The 19th Century Roses
A number of roses in Wyck’s garden represent efforts in the 19th century to combine genes from the China roses with those of the old European favorites. The oval bed in the center of the parterres contains several such roses, including ‘Marquesa Boccella,’ ‘Victor Verdier,’ and ‘Baronne Prevost.’ Elsewhere in the garden are the similar ‘Rose de Rescht’ and ‘La Reine.’ Although not strong re-bloomers by today’s standards, these roses were considered an important step toward the ever-blooming roses that gardeners were beginning to demand. The first American rose hybrid was created in 1811; it arrived at Wyck by 1824. ‘Champney’s Pink Cluster’ was a cross between the two favorite
roses of a South Carolina rice planter, the Musk rose and the China rose. It exhibits the best qualities of both parents, reblooming reliably and more fragrant than many other roses. Climbing roses were not commonly planted until the introduction of the wichuriaina rose from China in the late 19th century. This extremely vigorous plant is very hardy and can grow to 20 feet or more. The hybrid wichuriainas ‘American Pillar,’ ‘Silver Moon,’ ‘Dr.
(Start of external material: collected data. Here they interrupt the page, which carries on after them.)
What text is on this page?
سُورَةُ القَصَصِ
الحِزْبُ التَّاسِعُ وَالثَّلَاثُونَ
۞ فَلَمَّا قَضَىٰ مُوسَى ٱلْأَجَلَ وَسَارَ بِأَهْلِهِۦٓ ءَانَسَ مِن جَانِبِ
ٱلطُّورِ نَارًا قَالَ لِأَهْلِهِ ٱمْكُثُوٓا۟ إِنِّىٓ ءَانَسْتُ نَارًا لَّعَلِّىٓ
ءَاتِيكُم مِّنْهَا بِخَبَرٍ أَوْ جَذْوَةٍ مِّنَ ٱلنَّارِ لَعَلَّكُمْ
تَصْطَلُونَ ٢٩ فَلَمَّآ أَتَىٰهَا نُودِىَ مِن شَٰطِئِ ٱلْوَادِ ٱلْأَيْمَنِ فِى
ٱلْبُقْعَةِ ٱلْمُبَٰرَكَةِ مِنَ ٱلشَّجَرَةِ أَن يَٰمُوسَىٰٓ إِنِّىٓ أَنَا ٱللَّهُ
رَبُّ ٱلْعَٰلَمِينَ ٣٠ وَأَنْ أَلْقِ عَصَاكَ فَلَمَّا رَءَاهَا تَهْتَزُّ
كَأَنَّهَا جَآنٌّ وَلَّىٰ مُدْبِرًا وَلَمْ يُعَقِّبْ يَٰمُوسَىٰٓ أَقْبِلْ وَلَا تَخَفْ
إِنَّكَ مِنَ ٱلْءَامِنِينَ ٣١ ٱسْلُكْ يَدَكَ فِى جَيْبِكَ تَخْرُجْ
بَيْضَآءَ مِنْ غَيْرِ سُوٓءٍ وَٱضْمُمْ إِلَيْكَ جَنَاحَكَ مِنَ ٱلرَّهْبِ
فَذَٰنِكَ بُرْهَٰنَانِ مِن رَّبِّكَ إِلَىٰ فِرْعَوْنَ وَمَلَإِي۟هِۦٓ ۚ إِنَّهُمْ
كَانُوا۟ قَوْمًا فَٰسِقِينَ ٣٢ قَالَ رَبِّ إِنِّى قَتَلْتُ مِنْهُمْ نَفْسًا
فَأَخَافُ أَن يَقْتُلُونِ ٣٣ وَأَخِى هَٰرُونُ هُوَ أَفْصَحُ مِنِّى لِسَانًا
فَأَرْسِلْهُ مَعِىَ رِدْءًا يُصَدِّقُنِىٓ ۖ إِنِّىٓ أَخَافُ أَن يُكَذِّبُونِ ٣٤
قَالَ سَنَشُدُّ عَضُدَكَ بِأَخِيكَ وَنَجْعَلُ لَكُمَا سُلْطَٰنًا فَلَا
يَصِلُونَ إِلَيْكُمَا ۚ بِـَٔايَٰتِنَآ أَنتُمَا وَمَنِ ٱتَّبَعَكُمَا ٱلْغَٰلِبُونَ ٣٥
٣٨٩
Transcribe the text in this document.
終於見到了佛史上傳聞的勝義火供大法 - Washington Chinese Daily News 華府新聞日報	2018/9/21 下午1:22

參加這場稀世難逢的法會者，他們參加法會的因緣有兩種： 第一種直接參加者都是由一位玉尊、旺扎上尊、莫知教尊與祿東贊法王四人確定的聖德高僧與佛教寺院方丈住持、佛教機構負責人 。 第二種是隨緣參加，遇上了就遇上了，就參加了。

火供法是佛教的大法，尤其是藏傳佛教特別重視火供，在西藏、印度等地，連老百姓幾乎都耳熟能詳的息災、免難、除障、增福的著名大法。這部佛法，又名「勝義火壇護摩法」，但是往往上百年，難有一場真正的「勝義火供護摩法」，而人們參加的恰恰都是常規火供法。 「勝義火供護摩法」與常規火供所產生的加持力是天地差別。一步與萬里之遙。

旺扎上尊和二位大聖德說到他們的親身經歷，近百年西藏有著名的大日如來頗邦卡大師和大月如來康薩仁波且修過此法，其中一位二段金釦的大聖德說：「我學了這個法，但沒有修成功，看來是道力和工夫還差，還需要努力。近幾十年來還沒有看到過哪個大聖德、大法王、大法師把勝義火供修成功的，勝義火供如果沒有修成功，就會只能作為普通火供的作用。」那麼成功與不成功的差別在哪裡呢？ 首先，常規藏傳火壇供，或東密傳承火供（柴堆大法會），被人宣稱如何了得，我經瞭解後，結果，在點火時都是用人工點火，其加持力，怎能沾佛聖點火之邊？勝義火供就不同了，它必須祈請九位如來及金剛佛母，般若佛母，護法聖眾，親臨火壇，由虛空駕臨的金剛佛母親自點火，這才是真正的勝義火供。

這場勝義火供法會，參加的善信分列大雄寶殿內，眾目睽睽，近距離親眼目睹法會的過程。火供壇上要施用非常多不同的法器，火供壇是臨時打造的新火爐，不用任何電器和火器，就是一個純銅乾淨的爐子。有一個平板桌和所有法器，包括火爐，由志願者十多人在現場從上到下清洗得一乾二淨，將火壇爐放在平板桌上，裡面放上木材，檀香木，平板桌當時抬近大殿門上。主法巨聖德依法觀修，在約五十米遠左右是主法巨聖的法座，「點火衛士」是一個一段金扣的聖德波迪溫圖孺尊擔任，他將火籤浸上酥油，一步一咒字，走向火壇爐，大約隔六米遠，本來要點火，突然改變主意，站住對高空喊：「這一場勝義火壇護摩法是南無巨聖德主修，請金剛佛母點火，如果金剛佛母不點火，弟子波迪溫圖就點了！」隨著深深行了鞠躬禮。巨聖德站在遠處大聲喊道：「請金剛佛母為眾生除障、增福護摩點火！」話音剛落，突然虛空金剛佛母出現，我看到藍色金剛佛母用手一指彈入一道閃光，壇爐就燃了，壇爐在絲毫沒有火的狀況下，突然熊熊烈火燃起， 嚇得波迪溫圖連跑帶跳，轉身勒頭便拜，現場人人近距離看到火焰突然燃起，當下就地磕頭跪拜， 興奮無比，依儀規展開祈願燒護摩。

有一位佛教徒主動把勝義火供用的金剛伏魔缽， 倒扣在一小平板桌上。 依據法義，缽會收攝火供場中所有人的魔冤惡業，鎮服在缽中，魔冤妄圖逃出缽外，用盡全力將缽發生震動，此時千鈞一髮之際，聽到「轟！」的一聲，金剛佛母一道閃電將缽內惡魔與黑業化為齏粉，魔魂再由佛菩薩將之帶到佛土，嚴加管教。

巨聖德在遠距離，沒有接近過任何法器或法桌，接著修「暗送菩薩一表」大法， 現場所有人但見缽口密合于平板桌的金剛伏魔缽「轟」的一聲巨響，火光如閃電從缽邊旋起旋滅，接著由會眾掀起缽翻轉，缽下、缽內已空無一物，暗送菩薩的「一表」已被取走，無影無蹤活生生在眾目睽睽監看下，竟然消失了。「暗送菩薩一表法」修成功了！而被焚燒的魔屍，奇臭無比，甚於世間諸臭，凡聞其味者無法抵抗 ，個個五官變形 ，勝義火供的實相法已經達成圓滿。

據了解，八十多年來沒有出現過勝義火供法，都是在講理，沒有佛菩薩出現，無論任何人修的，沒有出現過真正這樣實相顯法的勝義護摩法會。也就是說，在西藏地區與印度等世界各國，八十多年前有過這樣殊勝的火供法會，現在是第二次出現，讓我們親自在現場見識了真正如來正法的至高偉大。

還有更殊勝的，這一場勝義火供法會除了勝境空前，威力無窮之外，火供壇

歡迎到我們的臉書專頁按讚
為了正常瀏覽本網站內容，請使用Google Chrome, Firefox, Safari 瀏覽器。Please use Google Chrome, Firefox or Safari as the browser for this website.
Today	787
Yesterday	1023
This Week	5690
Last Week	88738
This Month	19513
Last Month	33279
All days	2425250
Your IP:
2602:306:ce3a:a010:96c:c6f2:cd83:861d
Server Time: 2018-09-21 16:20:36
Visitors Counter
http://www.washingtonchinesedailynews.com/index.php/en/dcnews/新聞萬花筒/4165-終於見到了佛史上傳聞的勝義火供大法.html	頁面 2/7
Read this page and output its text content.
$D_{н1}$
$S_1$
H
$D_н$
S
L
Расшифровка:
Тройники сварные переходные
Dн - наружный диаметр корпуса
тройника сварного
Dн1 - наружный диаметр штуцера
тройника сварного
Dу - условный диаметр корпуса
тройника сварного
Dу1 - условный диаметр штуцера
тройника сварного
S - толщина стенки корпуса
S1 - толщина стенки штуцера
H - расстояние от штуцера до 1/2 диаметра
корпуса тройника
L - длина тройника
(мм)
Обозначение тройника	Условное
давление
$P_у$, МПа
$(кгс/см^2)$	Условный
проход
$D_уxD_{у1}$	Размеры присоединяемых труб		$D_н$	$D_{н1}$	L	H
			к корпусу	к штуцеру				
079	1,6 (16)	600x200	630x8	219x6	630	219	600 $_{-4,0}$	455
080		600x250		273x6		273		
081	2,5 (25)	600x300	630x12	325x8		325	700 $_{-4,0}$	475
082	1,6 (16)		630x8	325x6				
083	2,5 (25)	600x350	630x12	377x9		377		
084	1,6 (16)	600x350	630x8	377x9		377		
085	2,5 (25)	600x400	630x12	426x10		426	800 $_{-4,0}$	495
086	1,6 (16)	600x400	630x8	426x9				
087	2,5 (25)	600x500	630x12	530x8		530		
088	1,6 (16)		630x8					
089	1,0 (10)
Van Fleet,’ and ‘Tausendschoen’ (the latter found in the lattice on the front of the house) reflect the popularity of climbing roses in the early 20th century.
The South Lawn
Historical sources refer to the portion of the property south of the house, west of Germantown Avenue, as the “South Lawn” or “the front of my house.” By about 1850 it came to be known as the “Woodlot.” Wyck historians believe that this area was originally planted with fruit trees. Documents from the 18th century describe a peach orchard here; other documents refer to mowing the woodlot, suggesting that this area was not heavily wooded and was probably maintained like a yard. The largest tree on the property today—and one of its most venerable—is a native tulip poplar planted in the 1830s. A large horse chestnut stands as a replacement for the Spanish chestnuts of which the family was so fond, wiped out by the chestnut blight of the early 20th century. The small pawpaw grove descends from pawpaws grown on the property for at least 100 years, probably many more. Residents in the early 20th century traded the suckers of the pawpaw—incidentally, the largest Native American fruit and closely related to the avocado—for bamboo from Grumblethorpe. Bamboo is now relegated to the southeast corner of the Woodlot, growing under the shade of a Paulownia tree.